NEARLY £2 million is pumped into the local economy every year by tourists visiting Bempton’s RSPB reserve, according to a new study.

The RSPB report shows that the reserve supports 51 jobs locally, 40 of which are supported directly by money spent by visitors.

In 2009, Bempton Cliffs welcomed more than 66,000 visitors, and surveys show that 83% of those visitors said one of the main reasons they visit the area is to go to the reserve and see the seabirds.

Around £1.8m a year was spent by those RSPB tourists at local businesses, restaurants, pubs, other attractions and on accommodation.

Ian Kendall, Bempton Cliffs site manager, said: “Last year, Bempton Cliffs welcomed visitors from more than 20 different countries, all wanting to see this breath-taking wildlife spectacle and the amazing landscape.

“This year, events such as our Puffin Patrols and Tea With The Gannets have drawn in the crowds.

“These two series of events alone have been enjoyed by 1,400 people.”

The report, entitled ‘Foundations for a Green Economy: Conservation and local employment across the UK’, looks at how conservation and nature tourism create jobs and bring money into local areas.

Mr Kendall added: “We know that more and more people are discovering the amazing nature we have in the UK and a visit to a nature reserve is now a regular part of many family holidays.

“This is reflected in the growing popularity of television programmes like Springwatch and Countryfile – which earlier this year featured the gannets at Bempton Cliffs – and the rising membership of organisations like the RSPB and the Wildlife Trusts.

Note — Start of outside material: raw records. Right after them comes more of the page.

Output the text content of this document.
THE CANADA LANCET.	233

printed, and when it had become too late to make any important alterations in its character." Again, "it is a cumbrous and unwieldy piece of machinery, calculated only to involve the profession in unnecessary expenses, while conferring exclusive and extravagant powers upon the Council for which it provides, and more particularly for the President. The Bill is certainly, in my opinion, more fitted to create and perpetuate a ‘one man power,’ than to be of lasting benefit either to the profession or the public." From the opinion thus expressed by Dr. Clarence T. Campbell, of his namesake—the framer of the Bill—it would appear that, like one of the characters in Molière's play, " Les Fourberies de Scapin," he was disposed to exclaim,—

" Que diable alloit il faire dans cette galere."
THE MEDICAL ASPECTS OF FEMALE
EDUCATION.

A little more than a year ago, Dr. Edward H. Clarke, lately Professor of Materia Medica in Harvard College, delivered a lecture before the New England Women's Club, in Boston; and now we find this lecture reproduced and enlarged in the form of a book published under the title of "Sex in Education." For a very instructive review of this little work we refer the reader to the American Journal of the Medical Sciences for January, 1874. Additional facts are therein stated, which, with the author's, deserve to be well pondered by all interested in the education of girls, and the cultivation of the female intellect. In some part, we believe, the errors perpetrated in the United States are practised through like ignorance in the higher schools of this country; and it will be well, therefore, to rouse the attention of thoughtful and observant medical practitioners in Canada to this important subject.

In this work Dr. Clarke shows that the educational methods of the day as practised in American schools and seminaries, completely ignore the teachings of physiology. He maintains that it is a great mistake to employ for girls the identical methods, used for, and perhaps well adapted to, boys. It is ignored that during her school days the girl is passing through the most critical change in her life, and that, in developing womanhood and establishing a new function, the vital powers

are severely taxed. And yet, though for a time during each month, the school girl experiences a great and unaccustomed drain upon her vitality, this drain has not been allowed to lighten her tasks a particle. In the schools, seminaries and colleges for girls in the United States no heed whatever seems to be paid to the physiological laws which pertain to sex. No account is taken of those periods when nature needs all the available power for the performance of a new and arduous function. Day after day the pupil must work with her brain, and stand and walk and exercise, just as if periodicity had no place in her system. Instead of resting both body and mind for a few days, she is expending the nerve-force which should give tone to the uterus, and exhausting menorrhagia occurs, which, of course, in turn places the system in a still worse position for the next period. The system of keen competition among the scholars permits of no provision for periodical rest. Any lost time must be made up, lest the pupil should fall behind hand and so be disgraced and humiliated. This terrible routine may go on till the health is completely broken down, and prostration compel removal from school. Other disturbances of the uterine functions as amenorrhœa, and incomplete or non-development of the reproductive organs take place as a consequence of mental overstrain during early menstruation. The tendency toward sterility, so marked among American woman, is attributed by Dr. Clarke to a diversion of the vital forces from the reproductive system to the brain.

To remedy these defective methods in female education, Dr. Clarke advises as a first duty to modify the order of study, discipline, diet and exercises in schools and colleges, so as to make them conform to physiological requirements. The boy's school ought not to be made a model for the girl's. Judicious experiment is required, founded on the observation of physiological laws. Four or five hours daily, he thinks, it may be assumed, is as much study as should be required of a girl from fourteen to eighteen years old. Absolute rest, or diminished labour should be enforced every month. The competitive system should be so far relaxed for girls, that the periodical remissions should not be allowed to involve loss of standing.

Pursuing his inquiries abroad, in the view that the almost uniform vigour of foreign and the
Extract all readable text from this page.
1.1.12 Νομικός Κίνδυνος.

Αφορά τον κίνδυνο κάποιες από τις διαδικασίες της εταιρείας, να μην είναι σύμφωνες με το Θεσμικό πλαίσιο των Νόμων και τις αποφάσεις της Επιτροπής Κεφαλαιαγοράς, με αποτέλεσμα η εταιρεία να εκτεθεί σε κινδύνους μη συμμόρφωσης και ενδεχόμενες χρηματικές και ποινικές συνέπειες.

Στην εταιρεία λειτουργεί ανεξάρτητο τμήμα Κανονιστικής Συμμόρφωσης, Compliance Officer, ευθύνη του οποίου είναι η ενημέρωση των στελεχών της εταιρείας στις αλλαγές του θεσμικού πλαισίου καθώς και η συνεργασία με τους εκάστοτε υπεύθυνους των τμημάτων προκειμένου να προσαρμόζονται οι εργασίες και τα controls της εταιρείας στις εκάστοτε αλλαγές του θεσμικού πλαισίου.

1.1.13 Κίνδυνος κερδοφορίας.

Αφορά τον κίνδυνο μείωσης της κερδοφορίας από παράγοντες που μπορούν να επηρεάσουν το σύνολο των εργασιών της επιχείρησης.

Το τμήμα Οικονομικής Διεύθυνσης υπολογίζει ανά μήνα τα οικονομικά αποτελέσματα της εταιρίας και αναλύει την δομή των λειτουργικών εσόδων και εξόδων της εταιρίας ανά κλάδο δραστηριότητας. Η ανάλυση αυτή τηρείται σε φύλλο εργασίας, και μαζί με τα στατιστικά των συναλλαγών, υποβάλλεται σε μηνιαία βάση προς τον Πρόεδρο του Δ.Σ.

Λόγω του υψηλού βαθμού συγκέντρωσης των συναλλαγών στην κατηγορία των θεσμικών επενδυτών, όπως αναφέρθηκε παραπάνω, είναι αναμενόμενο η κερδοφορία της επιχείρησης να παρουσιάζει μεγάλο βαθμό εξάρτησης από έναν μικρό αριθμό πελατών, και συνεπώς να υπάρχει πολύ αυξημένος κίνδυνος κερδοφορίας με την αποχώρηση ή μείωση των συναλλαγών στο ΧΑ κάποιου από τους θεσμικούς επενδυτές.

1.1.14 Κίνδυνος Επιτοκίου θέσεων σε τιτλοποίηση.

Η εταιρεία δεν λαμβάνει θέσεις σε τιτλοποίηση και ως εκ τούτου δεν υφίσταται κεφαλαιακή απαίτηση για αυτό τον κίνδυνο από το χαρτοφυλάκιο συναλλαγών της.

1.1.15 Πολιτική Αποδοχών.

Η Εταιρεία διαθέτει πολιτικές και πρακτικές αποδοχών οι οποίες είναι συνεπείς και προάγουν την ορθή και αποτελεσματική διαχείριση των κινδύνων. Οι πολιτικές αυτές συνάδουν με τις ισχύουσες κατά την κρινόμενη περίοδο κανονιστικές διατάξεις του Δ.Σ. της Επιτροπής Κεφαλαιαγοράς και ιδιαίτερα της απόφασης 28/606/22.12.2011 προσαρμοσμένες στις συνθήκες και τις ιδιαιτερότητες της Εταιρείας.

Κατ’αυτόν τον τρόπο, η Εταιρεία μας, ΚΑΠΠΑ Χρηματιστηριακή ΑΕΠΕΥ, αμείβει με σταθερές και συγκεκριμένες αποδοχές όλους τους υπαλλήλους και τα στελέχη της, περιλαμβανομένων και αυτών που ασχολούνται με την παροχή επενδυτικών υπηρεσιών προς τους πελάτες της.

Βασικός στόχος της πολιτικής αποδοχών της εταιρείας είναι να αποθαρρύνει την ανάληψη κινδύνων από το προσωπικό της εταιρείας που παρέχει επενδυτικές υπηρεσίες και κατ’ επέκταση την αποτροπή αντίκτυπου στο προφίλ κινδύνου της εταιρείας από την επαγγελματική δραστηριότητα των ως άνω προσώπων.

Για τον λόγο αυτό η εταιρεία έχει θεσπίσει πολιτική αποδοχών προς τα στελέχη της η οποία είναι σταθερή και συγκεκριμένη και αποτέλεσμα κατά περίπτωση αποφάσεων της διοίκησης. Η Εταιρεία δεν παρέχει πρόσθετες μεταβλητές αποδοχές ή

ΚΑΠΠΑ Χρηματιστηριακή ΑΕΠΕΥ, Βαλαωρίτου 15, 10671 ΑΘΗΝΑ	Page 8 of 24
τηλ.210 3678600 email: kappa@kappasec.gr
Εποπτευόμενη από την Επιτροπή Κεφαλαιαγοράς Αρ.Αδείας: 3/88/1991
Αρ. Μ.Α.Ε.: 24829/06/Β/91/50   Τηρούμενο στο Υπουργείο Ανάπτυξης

“This is fantastic for nature because it helps support a lot of important conservation work.

“But what we are beginning to discover is that it is also great for the local economy around a reserve, bringing tourism, money and jobs to the area.

“This report comes at a time when the Government is looking at how it can aid economic recovery by reforming the planning system to make development easier.

“What we have shown here is that when we build on our green spaces, rather than boosting our economy, we may be undermining it.

“Protecting nature brings its own financial rewards and a planning agenda which prioritises economic growth may sell us short.”

Janet Reuben, Chief Executive of Visit Hull and East Yorkshire, said that the reserve is a “fabulous attraction that delights many of this region’s visitors every year”.

Nationally, visits to RSPB reserves grew by 38%, from around 1.5 million to almost 2 million in the last five years.